El inspector se abrió paso y lanzó un vistazo al exterior. Daba al lado corto de una plaza asfaltada. Había tres grandes esferas de hierro colado que emitían vapores densos como nubes de algodón.

—Era fuerte y aquí no hay mucha altura.

Comello calculó el salto en seis, siete metros. Suficiente para matar a un hombre de ese peso y de esa constitución física.

—Bajamos con la camilla y… No sé cómo era posible, pero permanecía allí, de rodillas. Esos ojos llenos de lágrimas. Estaba llorando y, cuando me acerqué junto con los auxiliares para colocarlo en la camilla, recuerdo que oí esa musiquilla que salía de sus labios cerrados.

El policía no pudo reprimir la curiosidad:

—¿Qué música?

—Al principio parecía un gemido. Después, mientras lo trasladábamos, la reconocí. Era la melodía de las campanillas de los recién nacidos. Esas que se atan a las cunas. Venía de la garganta del chico. Salía de su boca.

—¿Lo hospitalizaron?

La mujer pareció despertar de un estado de hipnosis.

—Sí, tenía las piernas fracturadas. Rodillas, tibia, peroné, todo. Estuvo bastante tiempo en Cirugía Ortopédica. Le operaron varias veces y le implantaron placas. Fui a verle en una ocasión. Resultó horrible.

—¿Le atormentaban las fracturas?

—Lo mantenían sedado, por lo general, pero esa vez me lo encontré despierto.

—¿Le dijo algo? ¿Le preguntó por su madre?

—Nada. Permanecía sentado en la cama, con la mirada en alto, hacia el techo. Tenía los ojos hinchados, enrojecidos, en el silencio.

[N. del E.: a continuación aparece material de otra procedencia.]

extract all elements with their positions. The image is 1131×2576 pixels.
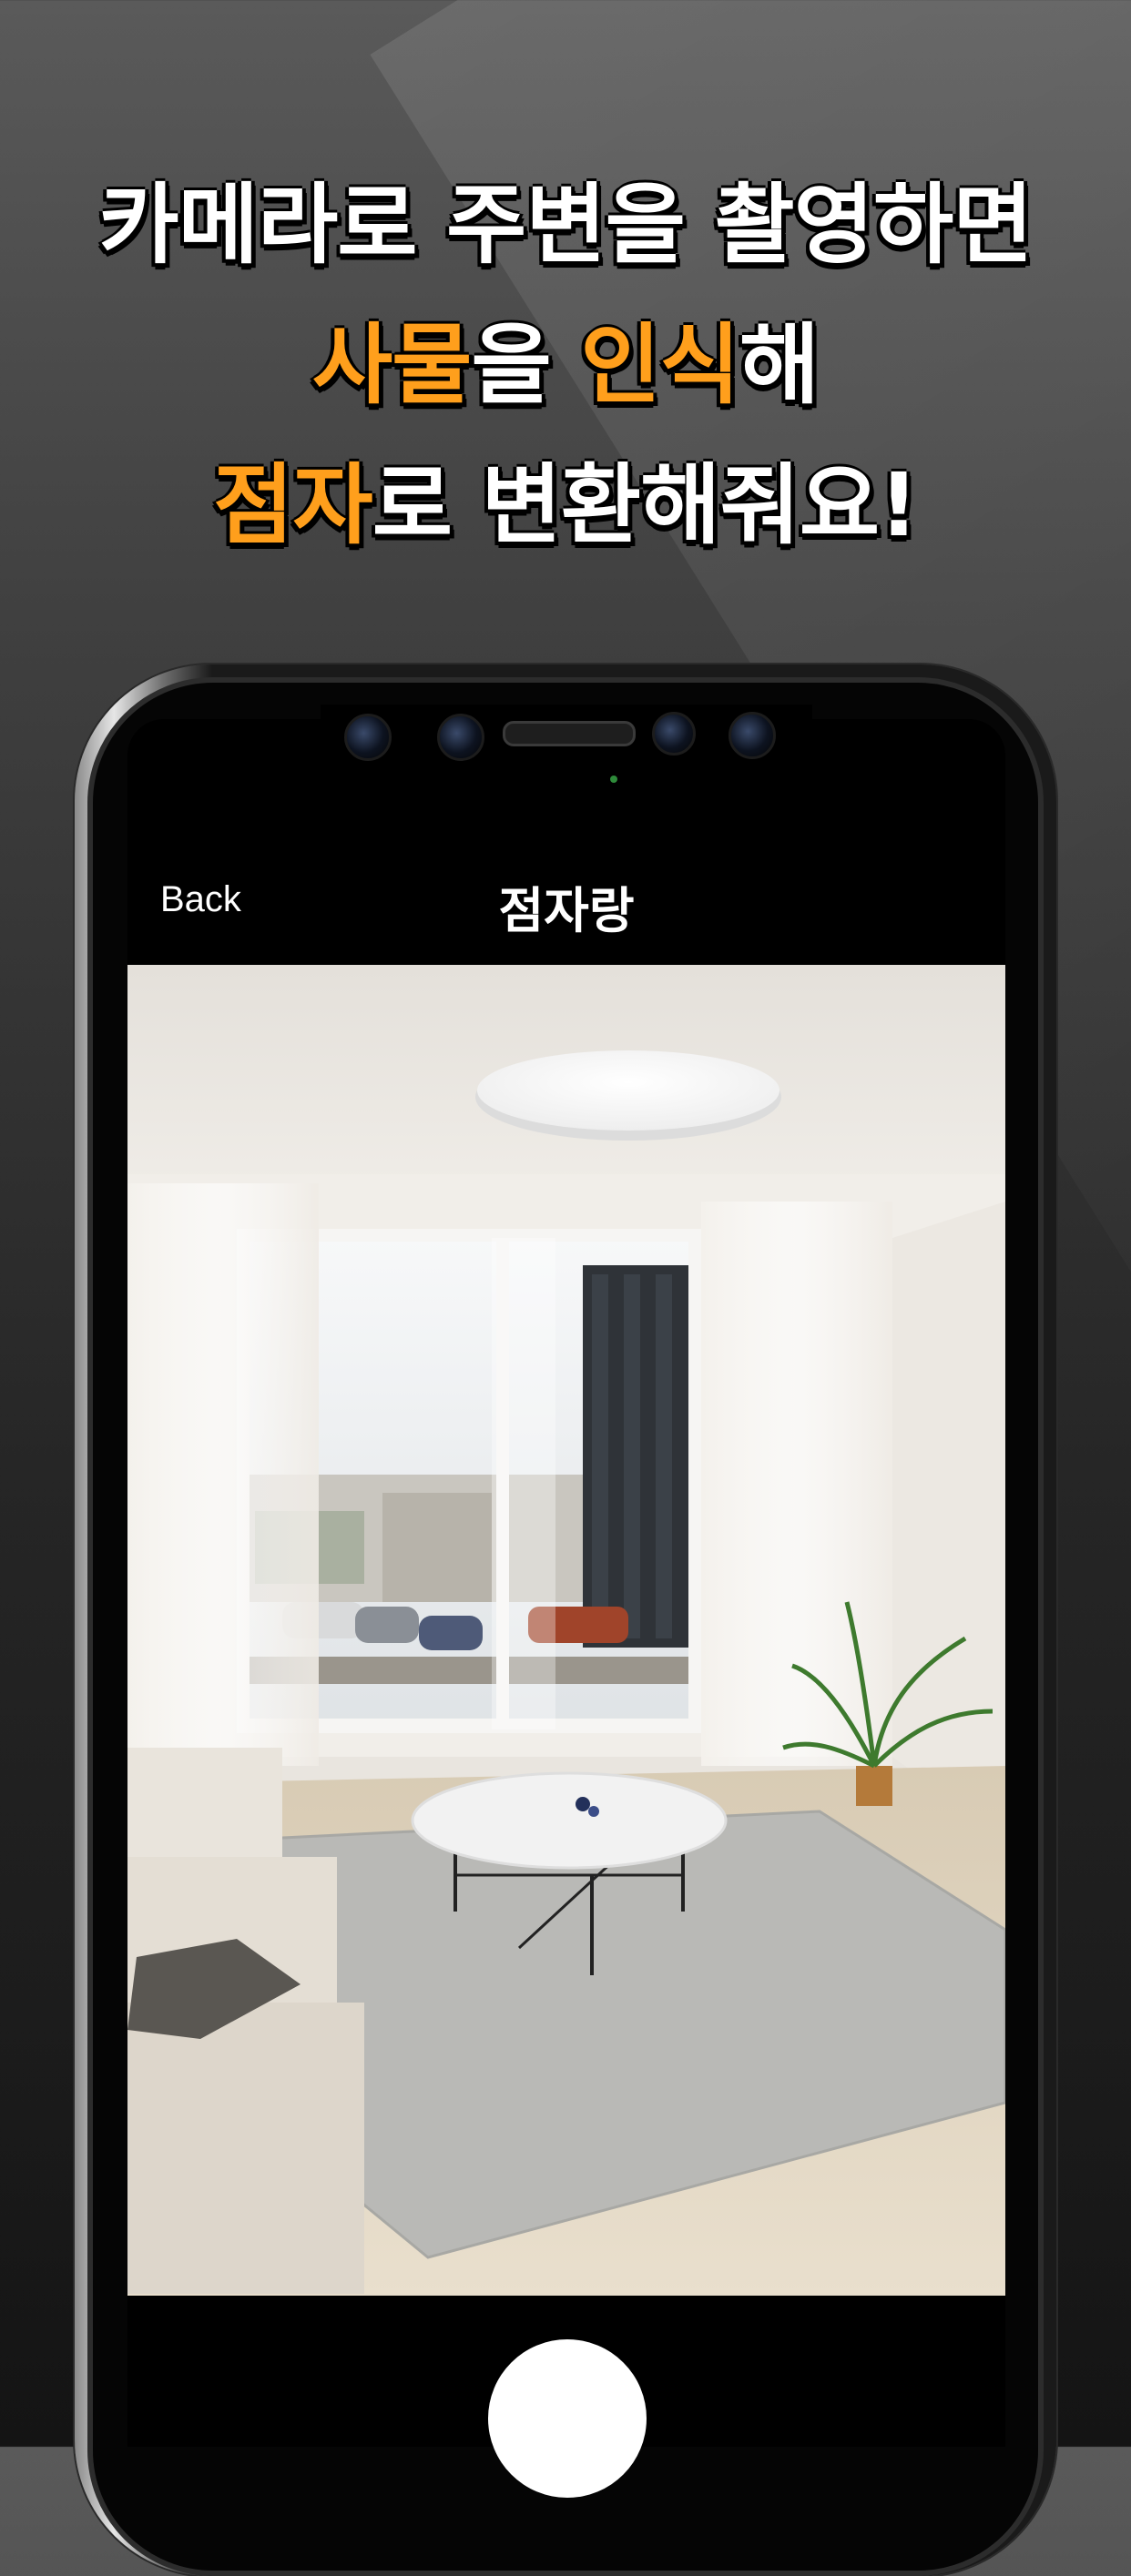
navigation-bar: Back 점자랑 [127,847,1005,965]
headline-text: 을 [471,314,581,416]
headline-highlight-objects: 사물 [311,314,473,416]
sensor-icon [437,714,484,761]
indicator-light [610,776,617,783]
earpiece-speaker [503,721,636,746]
face-id-sensor-icon [652,712,696,756]
headline-line-1: 카메라로 주변을 촬영하면 [98,174,1033,276]
promo-headline: 카메라로 주변을 촬영하면 사물을 인식해 점자로 변환해줘요! [0,155,1131,575]
living-room-scene [127,965,1005,2296]
headline-text: 로 변환해줘요! [372,454,919,556]
shutter-button-icon[interactable] [488,2339,647,2498]
headline-highlight-braille: 점자 [213,454,373,556]
camera-preview[interactable] [127,965,1005,2296]
headline-line-2: 사물을 인식해 [0,295,1131,435]
front-camera-icon [344,714,392,761]
headline-line-3: 점자로 변환해줘요! [0,435,1131,575]
lens-icon [729,712,776,759]
headline-text: 해 [739,314,820,416]
nav-title: 점자랑 [498,882,635,939]
headline-highlight-recognize: 인식 [580,314,740,416]
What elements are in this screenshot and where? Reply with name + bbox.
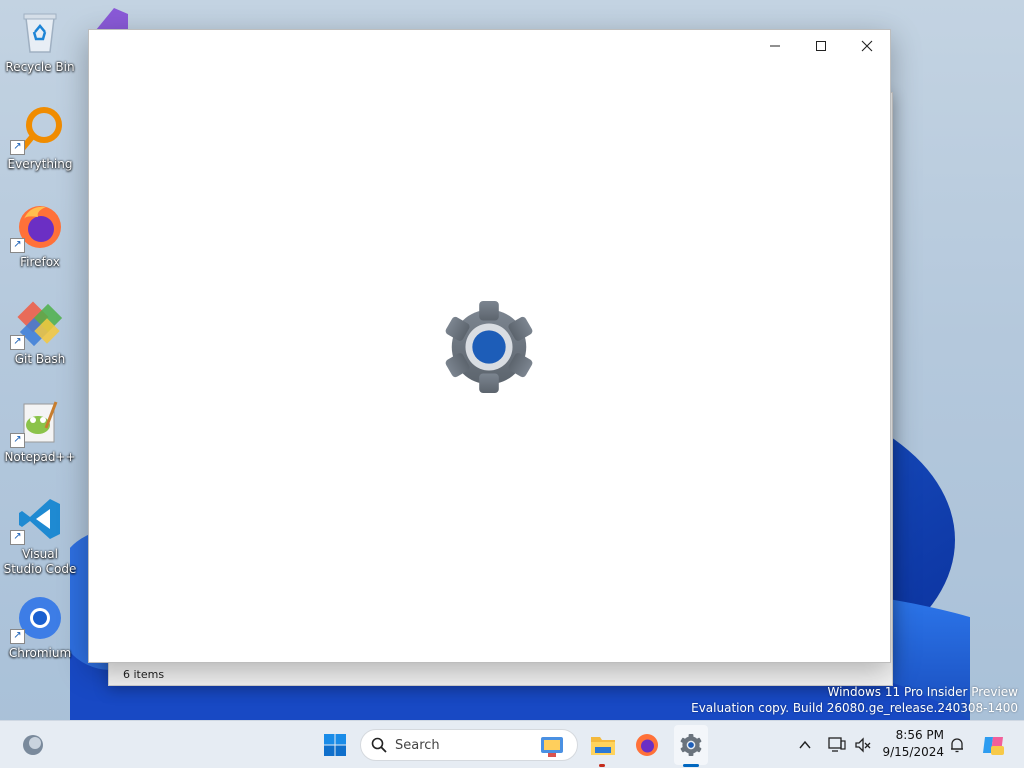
shortcut-arrow-icon: ↗ — [10, 530, 25, 545]
os-watermark: Windows 11 Pro Insider Preview Evaluatio… — [691, 684, 1018, 716]
maximize-icon — [816, 41, 826, 51]
settings-gear-icon — [680, 733, 702, 757]
close-button[interactable] — [844, 30, 890, 62]
windows-logo-icon — [324, 734, 346, 756]
chevron-up-icon — [799, 740, 811, 749]
taskbar-settings[interactable] — [674, 725, 708, 765]
taskbar-search-box[interactable]: Search — [360, 729, 578, 761]
shortcut-arrow-icon: ↗ — [10, 433, 25, 448]
desktop-icon-chromium[interactable]: ↗ Chromium — [2, 594, 78, 661]
desktop-icon-label: Visual Studio Code — [3, 547, 77, 576]
vscode-icon: ↗ — [10, 495, 64, 545]
visual-studio-icon[interactable] — [92, 6, 132, 30]
notepad-plus-plus-icon: ↗ — [10, 398, 64, 448]
settings-gear-icon — [440, 298, 538, 396]
shortcut-arrow-icon: ↗ — [10, 629, 25, 644]
desktop-icon-notepad-plus-plus[interactable]: ↗ Notepad++ — [2, 398, 78, 465]
close-icon — [861, 40, 873, 52]
minimize-icon — [770, 45, 780, 47]
git-bash-icon: ↗ — [10, 300, 64, 350]
taskbar-file-explorer[interactable] — [586, 721, 620, 768]
show-hidden-icons-button[interactable] — [794, 721, 816, 768]
speaker-muted-icon — [855, 737, 871, 753]
start-button[interactable] — [318, 721, 352, 768]
desktop-icon-label: Everything — [7, 157, 73, 171]
network-icon — [828, 737, 846, 752]
shortcut-arrow-icon: ↗ — [10, 140, 25, 155]
desktop-icon-label: Git Bash — [14, 352, 66, 366]
settings-window[interactable] — [88, 29, 891, 663]
firefox-icon: ↗ — [10, 203, 64, 253]
desktop-icon-everything[interactable]: ↗ Everything — [2, 105, 78, 172]
bell-icon — [951, 738, 963, 753]
widgets-icon — [23, 735, 43, 755]
desktop-icon-label: Chromium — [8, 646, 72, 660]
notifications-button[interactable] — [946, 721, 968, 768]
folder-icon — [591, 737, 615, 755]
desktop-icon-vscode[interactable]: ↗ Visual Studio Code — [2, 495, 78, 577]
network-tray-button[interactable] — [826, 721, 848, 768]
copilot-button[interactable] — [978, 721, 1008, 768]
search-icon — [371, 737, 387, 753]
clock-date: 9/15/2024 — [882, 745, 944, 759]
desktop-icon-label: Firefox — [20, 255, 60, 269]
copilot-icon — [983, 737, 1004, 755]
volume-tray-button[interactable] — [852, 721, 874, 768]
minimize-button[interactable] — [752, 30, 798, 62]
desktop-icon-label: Notepad++ — [4, 450, 76, 464]
running-indicator — [599, 764, 605, 767]
search-highlight-icon — [541, 737, 563, 757]
firefox-icon — [636, 734, 658, 756]
status-bar-item-count: 6 items — [123, 668, 165, 681]
desktop-icon-git-bash[interactable]: ↗ Git Bash — [2, 300, 78, 367]
window-caption-buttons — [752, 30, 890, 62]
watermark-line-1: Windows 11 Pro Insider Preview — [827, 685, 1018, 699]
chromium-icon: ↗ — [10, 594, 64, 644]
taskbar: Search 8:56 PM 9/15/2024 — [0, 720, 1024, 768]
watermark-line-2: Evaluation copy. Build 26080.ge_release.… — [691, 701, 1018, 715]
recycle-bin-icon — [16, 8, 64, 56]
widgets-button[interactable] — [18, 721, 48, 768]
search-label: Search — [395, 737, 440, 753]
desktop-icon-label: Recycle Bin — [5, 60, 75, 74]
desktop-icon-recycle-bin[interactable]: Recycle Bin — [2, 8, 78, 75]
shortcut-arrow-icon: ↗ — [10, 238, 25, 253]
maximize-button[interactable] — [798, 30, 844, 62]
shortcut-arrow-icon: ↗ — [10, 335, 25, 350]
taskbar-clock[interactable]: 8:56 PM 9/15/2024 — [880, 727, 944, 761]
everything-icon: ↗ — [10, 105, 64, 155]
desktop-icon-firefox[interactable]: ↗ Firefox — [2, 203, 78, 270]
taskbar-firefox[interactable] — [630, 721, 664, 768]
active-app-indicator — [683, 764, 699, 767]
clock-time: 8:56 PM — [895, 728, 944, 742]
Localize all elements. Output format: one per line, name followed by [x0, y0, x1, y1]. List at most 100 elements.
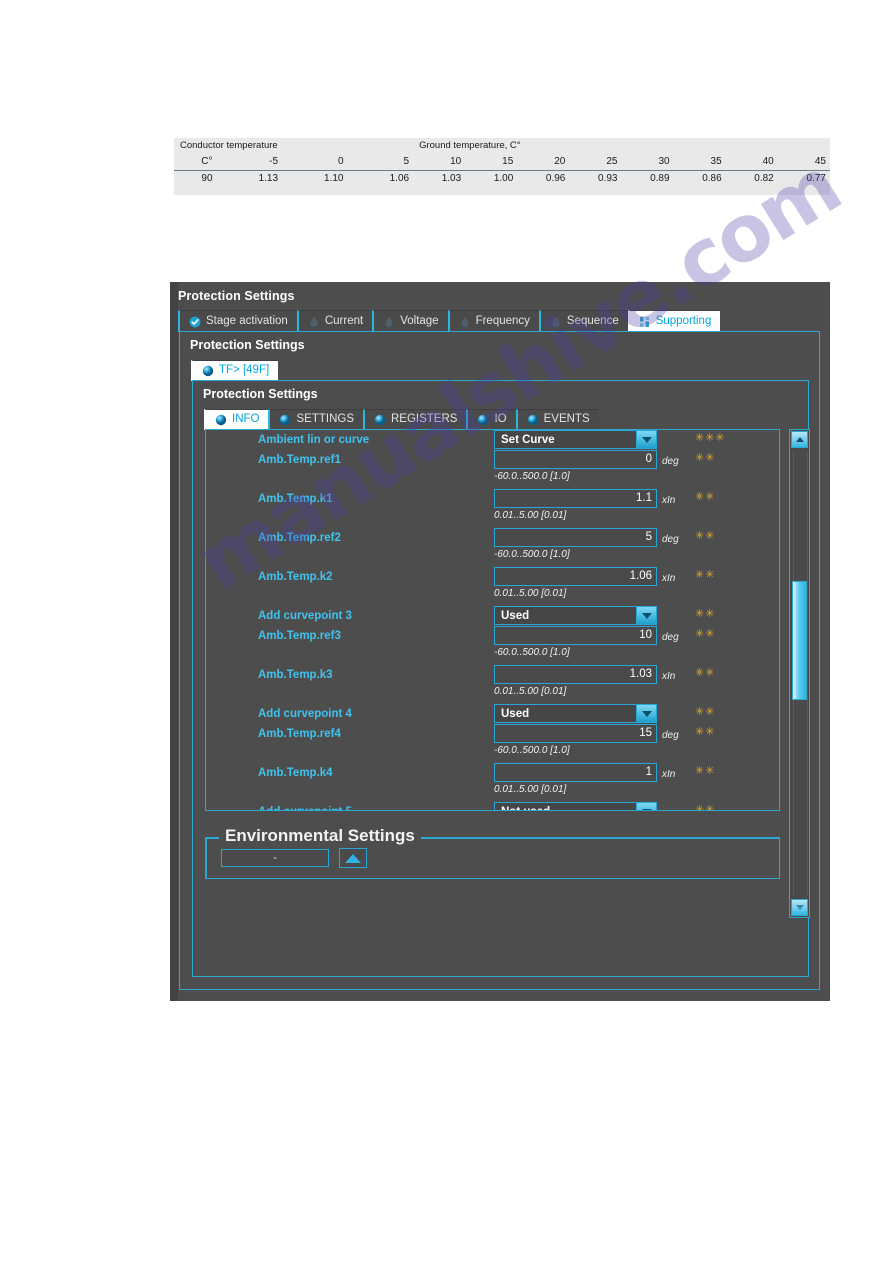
- tab-label: Sequence: [566, 314, 619, 327]
- setting-field: 1.06: [494, 567, 657, 586]
- range-hint: -60.0..500.0 [1.0]: [494, 647, 570, 658]
- tab-supporting[interactable]: Supporting: [627, 310, 721, 332]
- tab-settings[interactable]: SETTINGS: [268, 409, 363, 430]
- scroll-up-button[interactable]: [791, 431, 808, 448]
- tab-label: TF> [49F]: [219, 364, 270, 377]
- ambient-lin-or-curve-dropdown[interactable]: Set Curve: [494, 430, 657, 449]
- environmental-settings-expand-button[interactable]: [339, 848, 367, 868]
- table-cell: 1.03: [413, 170, 466, 187]
- amb-temp-ref2-input[interactable]: 5: [494, 528, 657, 547]
- range-hint: -60.0..500.0 [1.0]: [494, 549, 570, 560]
- tab-tf-49f[interactable]: TF> [49F]: [191, 360, 279, 381]
- environmental-settings-title: Environmental Settings: [219, 826, 421, 846]
- setting-label: Amb.Temp.k4: [258, 767, 333, 779]
- setting-label: Add curvepoint 4: [258, 708, 352, 720]
- range-hint: 0.01..5.00 [0.01]: [494, 784, 567, 795]
- scrollbar-thumb[interactable]: [792, 581, 807, 700]
- check-circle-icon: [189, 316, 201, 328]
- setting-field: Used: [494, 704, 657, 723]
- chevron-down-icon[interactable]: [636, 431, 656, 448]
- unit-label: deg: [662, 456, 679, 467]
- range-hint: 0.01..5.00 [0.01]: [494, 510, 567, 521]
- caret-down-icon: [795, 905, 804, 910]
- amb-temp-k3-input[interactable]: 1.03: [494, 665, 657, 684]
- tab-events[interactable]: EVENTS: [515, 409, 599, 430]
- table-col-header: 30: [658, 156, 670, 167]
- table-cell: 0.82: [725, 170, 778, 187]
- device-tabstrip: TF> [49F]: [191, 360, 279, 381]
- tab-label: EVENTS: [543, 413, 590, 426]
- amb-temp-k4-input[interactable]: 1: [494, 763, 657, 782]
- amb-temp-ref4-input[interactable]: 15: [494, 724, 657, 743]
- tab-voltage[interactable]: Voltage: [372, 310, 448, 332]
- table-col-header: 25: [606, 156, 618, 167]
- setting-label: Amb.Temp.ref1: [258, 454, 341, 466]
- tab-sequence[interactable]: Sequence: [538, 310, 628, 332]
- setting-label: Amb.Temp.k3: [258, 669, 333, 681]
- priority-stars: ✳✳: [695, 666, 716, 679]
- environmental-settings-input[interactable]: -: [221, 849, 329, 867]
- amb-temp-k2-input[interactable]: 1.06: [494, 567, 657, 586]
- amb-temp-ref1-input[interactable]: 0: [494, 450, 657, 469]
- setting-field: 1.03: [494, 665, 657, 684]
- table-cell: 0.77: [777, 170, 830, 187]
- unit-label: deg: [662, 632, 679, 643]
- scroll-down-button[interactable]: [791, 899, 808, 916]
- tab-registers[interactable]: REGISTERS: [363, 409, 467, 430]
- setting-field: 0: [494, 450, 657, 469]
- setting-row-amb-temp-ref3: Amb.Temp.ref3 10 deg -60.0..500.0 [1.0] …: [206, 626, 779, 665]
- priority-stars: ✳✳: [695, 705, 716, 718]
- table-title-row: Conductor temperature Ground temperature…: [174, 138, 830, 154]
- table-col-header: 40: [762, 156, 774, 167]
- amb-temp-k1-input[interactable]: 1.1: [494, 489, 657, 508]
- table-cell: 0.93: [569, 170, 622, 187]
- range-hint: -60.0..500.0 [1.0]: [494, 471, 570, 482]
- dialog-left-stripe: [170, 282, 178, 1001]
- tab-info[interactable]: INFO: [204, 409, 269, 430]
- dropdown-value: Set Curve: [501, 433, 555, 446]
- range-hint: 0.01..5.00 [0.01]: [494, 588, 567, 599]
- table-col-header: 15: [502, 156, 514, 167]
- add-curvepoint-4-dropdown[interactable]: Used: [494, 704, 657, 723]
- table-row-label: 90: [174, 170, 217, 187]
- settings-scrollbar[interactable]: [789, 429, 810, 918]
- setting-field: Set Curve: [494, 430, 657, 449]
- chevron-down-icon[interactable]: [636, 607, 656, 624]
- dropdown-value: Used: [501, 707, 530, 720]
- chevron-down-icon[interactable]: [636, 705, 656, 722]
- setting-label: Amb.Temp.k2: [258, 571, 333, 583]
- tab-stage-activation[interactable]: Stage activation: [178, 310, 297, 332]
- setting-row-amb-temp-k3: Amb.Temp.k3 1.03 xIn 0.01..5.00 [0.01] ✳…: [206, 665, 779, 704]
- sphere-icon: [477, 414, 489, 426]
- chevron-down-icon[interactable]: [636, 803, 656, 810]
- tab-label: Frequency: [475, 314, 530, 327]
- tab-frequency[interactable]: Frequency: [447, 310, 539, 332]
- table-title-ground: Ground temperature, C°: [419, 140, 521, 151]
- add-curvepoint-5-dropdown[interactable]: Not used: [494, 802, 657, 810]
- sphere-icon: [215, 414, 227, 426]
- tab-label: IO: [494, 413, 507, 426]
- add-curvepoint-3-dropdown[interactable]: Used: [494, 606, 657, 625]
- unit-label: xIn: [662, 495, 676, 506]
- table-col-header: 10: [450, 156, 462, 167]
- dropdown-value: Used: [501, 609, 530, 622]
- priority-stars: ✳✳: [695, 568, 716, 581]
- setting-field: 5: [494, 528, 657, 547]
- conductor-temperature-table: Conductor temperature Ground temperature…: [174, 138, 830, 195]
- table-col-header: 0: [337, 156, 344, 167]
- tab-current[interactable]: Current: [296, 310, 373, 332]
- range-hint: 0.01..5.00 [0.01]: [494, 686, 567, 697]
- tab-label: Voltage: [400, 314, 439, 327]
- unit-label: xIn: [662, 769, 676, 780]
- setting-row-amb-temp-ref4: Amb.Temp.ref4 15 deg -60.0..500.0 [1.0] …: [206, 724, 779, 763]
- setting-row-amb-temp-ref1: Amb.Temp.ref1 0 deg -60.0..500.0 [1.0] ✳…: [206, 450, 779, 489]
- setting-row-add-curvepoint-5: Add curvepoint 5 Not used ✳✳: [206, 802, 779, 810]
- priority-stars: ✳✳: [695, 725, 716, 738]
- setting-label: Add curvepoint 5: [258, 806, 352, 810]
- tab-io[interactable]: IO: [466, 409, 516, 430]
- setting-field: 15: [494, 724, 657, 743]
- priority-stars: ✳✳: [695, 529, 716, 542]
- amb-temp-ref3-input[interactable]: 10: [494, 626, 657, 645]
- table-col-header: 45: [814, 156, 826, 167]
- tab-label: INFO: [232, 413, 260, 426]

—¿Qué fue de él? ¿Sabe dónde vive?

—No lo sé. Nunca volvió para las revisiones. Por lo que yo sé, ni siquiera para quitarse las escayolas de las piernas.

—Una última cosa. ¿Puede decirme dónde está enterrada la madre? —preguntó Comello; pensó que tal vez podría conseguir algo de información en el registro del cementerio.

—Supongo que la incinerarían, porque aquí, en el camposanto, no pude encontrarla.

La empatía que la mujer le había regalado con esa confesión dolorosa no merecía ser rota por un saludo formal. Hizo un gesto con la cabeza y se dirigió a la puerta. Se detuvo un momento en el umbral y miró hacia atrás.

Fuera ascendía el sol oculto por la lluvia. Anna Torsi se había escurrido de nuevo en su nebulosa mental, habitada por los fantasmas de la memoria. Y ahora, con la mirada perdida detrás del cristal, Walter la oyó decir en un susurro:

—Tendría que haberse matado. En cambio, lloraba y cantaba.